Ngank Yira Research of Indigenous Health and Social Equity
Director, Aboriginal Health Strategy, EMHS
Denese is a Ngikina, Walmajarri and Jaru woman from Western Australia born in Derby in the Kimberley. Denese’s education included attending Holy Rosary School in Derby, secondary at St Brigid’s College, Lesmurdie and completed Degree in Bachelor of Applied Science in Aboriginal Community Management and Development at Curtin University WA. Denese has developed her leadership skills through her roles and a number Aboriginal leadership programs including graduate of the Department of Health Leadership Excellence and Development Program.
She has 20 years’ experience in Indigenous policy and practice development and has developed her roles to incorporate strategic direction and operational leadership of substantial program areas. Her first role was working in Derby at Community Health providing health services and support to Aboriginal population locally and in the remote communities of the central west Kimberly. She has also worked in Aboriginal education in Pilbara, in the Aboriginal and Torres Strait Islander women’s legal services sector, at state-wide policy level with Department for Communities; Denese returned to work in Aboriginal health with North Metro Health Service, Women and Newborn Health, Aboriginal Maternity Services Support Unit and the WA Country Health Service developing and implementing Aboriginal health programs and services aimed at improving the health and wellbeing of Aboriginal community.

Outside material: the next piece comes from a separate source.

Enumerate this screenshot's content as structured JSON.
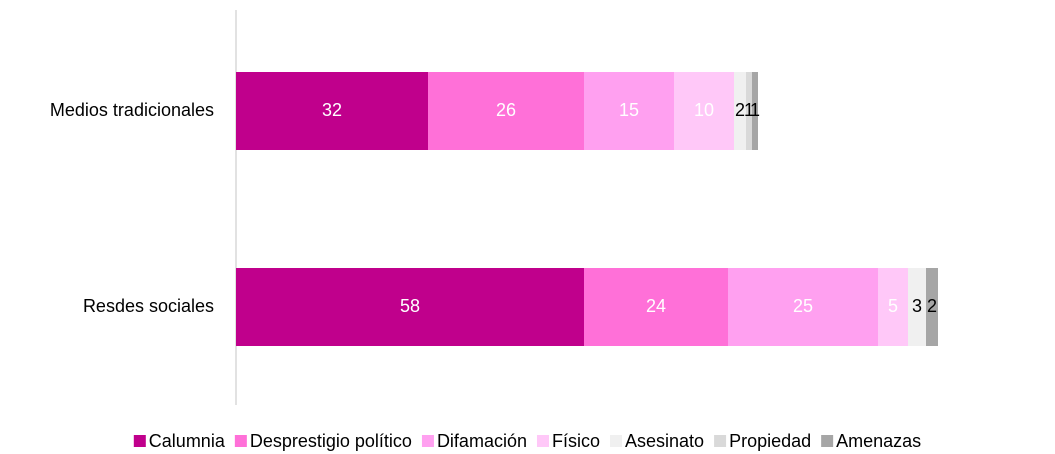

Denese currently works at East Metropolitan Health Service leading the strategic direction of Aboriginal Health in partnership with the Aboriginal community and the organisation. She has conceived, initiated and established the new area-wide Aboriginal Health Strategy team, underpinned by an emerging strategy based on identifying and promoting existing best practice and fostering consistent performance around community engagement, workforce development and cultural security with the aim of enhancing service user outcomes. Critical to her role is the effective stakeholder engagement, starting with local Aboriginal community groups as well as building strong linkages with primary healthcare organisations and other service provider cohorts. Overall, the mandate is to achieve better patient outcomes through culturally-safe patient journeys and the methodology is based both on existing pockets of best practice and culturally-appropriate engagement with community groups and service users to feed into continuous improvement initiatives.
Additional to all of the above for the last five years she has been an Associate Investigator of the Birthing on Noongar Boodjar Project, the Chair of the Cultural Leadership and Brokerage Stream and is the current the Chairperson of the Kaadaninny Aboriginal Advisory Committee of Ngangk Yira.